Otra afirmación que parece dormir bajo cenizas atómicas, pero que se eleva sobre el dolor del mito haciendo de su cansancio una voz -sostenida con valentía por el traductor, Alejandro Valero, y ya es bastante- que pone de manifiesto la injusticia terrible de morir como todo mortal: «¿Fue este tu agradecimiento por abrazos y caricias?». Nuestras vidas, sin duda, se someten a examen, se miden al calor de este aliento. Pero el que escribe no puede decir mucho más del que escribió (preguntarse, tal vez, por esa cierta voluntad discutible de hacer poesía desde lo belicoso del agonista, de escribir evitando lo bullicioso del público). Otra lectura es posible, también otra explicación, de tú a tú, pero ya no otro artículo. Si hubiese una lección me gustaría que fuese esta: la honestidad es una opción personal, y es de tontos pedirle cuentas.
Finalmente quedará la evidencia de un Yo: su aliento como identidad disponible, percibido por todos de diversas maneras.
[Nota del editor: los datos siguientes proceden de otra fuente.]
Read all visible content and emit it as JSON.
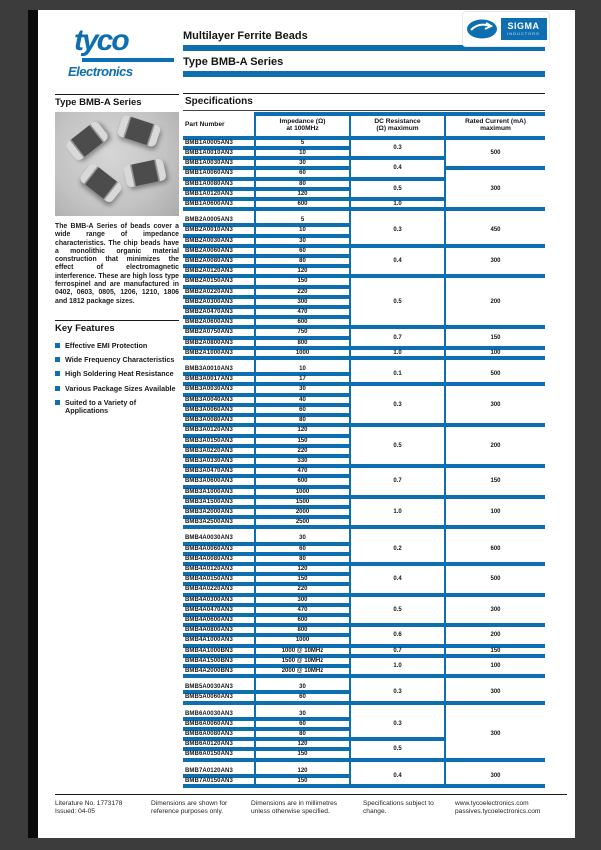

Aliento que cae sobre un objeto real: la propia vida vivida como enfrentamiento con la historia (de lo que no tiene culpa el sujeto, sino la época). Hasta ahí lo interpretable -siempre en riesgo- de un texto que parece mezclar recuerdos, imágenes, sueños y deseos bajo la inexorable lente de una conciencia que se autoexamina. La sensación final es la de haber sido visitados por un inusual y salutífero viento. Pero es que para Ashbery, como sin duda para el valeroso y necesariamente avezado lector de este prodigio, es en el aire, en la respiración, en su luz, en su escena donde está el verdadero lenguaje: lo demás es el ruido sordo y monótono de la tramoya.